Baik Umar bin Khattab maupun Umar bin Abdul 'Aziz keduanya memimpin dengan penuh rasa tanggung jawab, sederhana dan hati-hati. Semua ini adalah buah iman dan takwanya kepada Allah, karena kedekatannya kepada Allah. Sehingga ia paham benar apa arti di balik kepemimpinannya. Bahwa kepemimpinan akan dimintakan pertanggungjawabannya di hadapan Allah. Memang, pemimpin yang menjalankan agamanya dengan baik pasti akan membawa kemaslahatan bagi seisi alam.

Sampai diriwayatkan ketika Umar bin Abdul Aziz baru naik tahta, seorang penggembala di dataran tinggi yang amat tepencil bertanya pada orang kota yang kebetulan lewat tentang apakah telah terjadi pergantian kepemimpinan di kota. Pengembala melihat pertanda ini dengan melihat sekawanan serigala bersama dalam sekawanan kibas yang digembalakannya bertingkah tidak seperti biasanya. Dia yakin pastilah orang saleh yang telah memimpin negerinya ketika itu (dan memang benar Umar bin Abdul Aziz baru naik tahta). Suatu pertanda alam jika orang baik dan saleh yang memimpin maka seluruh makhluk dan alam akan berada dalam keserasian. Jika pemimpin berkhidmat kepada Allah maka seluruh makhluk yang ada di langit dan di bumi berkhidmat kepadanya.

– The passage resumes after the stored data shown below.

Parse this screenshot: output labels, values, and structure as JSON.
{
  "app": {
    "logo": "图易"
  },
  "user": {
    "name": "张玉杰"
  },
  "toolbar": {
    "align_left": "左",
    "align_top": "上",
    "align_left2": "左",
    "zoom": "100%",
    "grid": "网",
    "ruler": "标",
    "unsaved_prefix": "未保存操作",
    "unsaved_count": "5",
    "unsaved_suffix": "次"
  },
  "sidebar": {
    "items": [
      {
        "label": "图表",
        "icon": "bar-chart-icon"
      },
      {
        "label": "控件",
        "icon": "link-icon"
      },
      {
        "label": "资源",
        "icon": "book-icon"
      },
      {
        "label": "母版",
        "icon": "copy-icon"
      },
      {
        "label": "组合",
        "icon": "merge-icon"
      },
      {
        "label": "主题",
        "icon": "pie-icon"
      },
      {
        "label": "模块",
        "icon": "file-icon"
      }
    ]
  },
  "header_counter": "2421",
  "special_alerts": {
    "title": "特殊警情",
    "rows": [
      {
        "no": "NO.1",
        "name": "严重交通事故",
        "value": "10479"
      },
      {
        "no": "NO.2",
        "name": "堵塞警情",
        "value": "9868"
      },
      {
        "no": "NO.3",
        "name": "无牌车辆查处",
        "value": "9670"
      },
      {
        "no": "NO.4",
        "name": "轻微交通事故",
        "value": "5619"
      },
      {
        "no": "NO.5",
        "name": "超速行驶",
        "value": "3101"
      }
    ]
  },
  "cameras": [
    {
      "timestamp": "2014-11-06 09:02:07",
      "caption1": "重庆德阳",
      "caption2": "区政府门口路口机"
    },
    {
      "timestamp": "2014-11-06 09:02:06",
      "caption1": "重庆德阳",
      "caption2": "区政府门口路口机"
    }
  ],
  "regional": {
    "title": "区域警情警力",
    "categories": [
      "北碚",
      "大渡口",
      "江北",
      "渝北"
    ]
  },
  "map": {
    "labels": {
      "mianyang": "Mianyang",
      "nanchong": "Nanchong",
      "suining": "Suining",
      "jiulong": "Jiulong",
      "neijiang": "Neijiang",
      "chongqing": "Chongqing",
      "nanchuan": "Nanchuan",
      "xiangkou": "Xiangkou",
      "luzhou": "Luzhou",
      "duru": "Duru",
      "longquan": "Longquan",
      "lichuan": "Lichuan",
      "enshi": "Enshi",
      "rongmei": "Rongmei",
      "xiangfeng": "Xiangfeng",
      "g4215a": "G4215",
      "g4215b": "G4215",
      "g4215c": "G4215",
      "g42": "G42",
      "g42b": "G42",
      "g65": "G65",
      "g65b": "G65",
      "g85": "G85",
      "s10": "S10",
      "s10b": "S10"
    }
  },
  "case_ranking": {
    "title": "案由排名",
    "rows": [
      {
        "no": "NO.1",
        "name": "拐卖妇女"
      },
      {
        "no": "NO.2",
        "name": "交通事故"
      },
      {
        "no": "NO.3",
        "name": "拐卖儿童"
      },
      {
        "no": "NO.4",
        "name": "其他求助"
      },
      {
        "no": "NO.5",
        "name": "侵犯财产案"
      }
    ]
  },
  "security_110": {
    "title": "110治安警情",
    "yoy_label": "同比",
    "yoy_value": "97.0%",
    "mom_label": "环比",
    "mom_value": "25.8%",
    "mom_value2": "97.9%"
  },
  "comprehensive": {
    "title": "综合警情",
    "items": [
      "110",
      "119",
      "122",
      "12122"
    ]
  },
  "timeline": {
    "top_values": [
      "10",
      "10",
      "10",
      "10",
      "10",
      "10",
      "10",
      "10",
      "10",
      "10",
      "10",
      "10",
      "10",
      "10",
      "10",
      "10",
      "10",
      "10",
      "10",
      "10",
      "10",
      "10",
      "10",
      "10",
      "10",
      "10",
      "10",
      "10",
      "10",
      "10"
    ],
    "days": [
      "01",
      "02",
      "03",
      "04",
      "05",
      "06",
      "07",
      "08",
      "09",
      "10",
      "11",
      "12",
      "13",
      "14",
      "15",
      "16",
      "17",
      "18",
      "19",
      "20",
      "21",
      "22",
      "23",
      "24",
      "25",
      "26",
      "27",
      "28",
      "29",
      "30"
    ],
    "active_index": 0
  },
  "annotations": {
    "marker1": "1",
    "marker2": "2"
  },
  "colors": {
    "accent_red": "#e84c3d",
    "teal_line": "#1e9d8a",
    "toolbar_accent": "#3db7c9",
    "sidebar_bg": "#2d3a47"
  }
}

Pemimpin yang baik adalah pemimpin yang mau hidup sederhana dan bersahaja demi khalayak yang dipimpinnya. Berkorban demi kepentingan dan kemakmuran orang banyak. Pemimpin yang tidak suka menyelewengkan kuasa kepemimpinannya kecuali hidup lurus dan penuh kehati-hatian. Pemimpin yang dekat kepada Allah Rabb-nya dan dekat di hati rakyat.

Sehingga benar jika pak Hidayat Nurwahid mengatakan, kalau pejabatnya mengamalkan agamanya dengan baik tentu tidak akan berani berbuat macam-macam alias nyeleweng. Mereka akan hidup lurus selamanya. Ini pantas untuk kita renungkan bersama.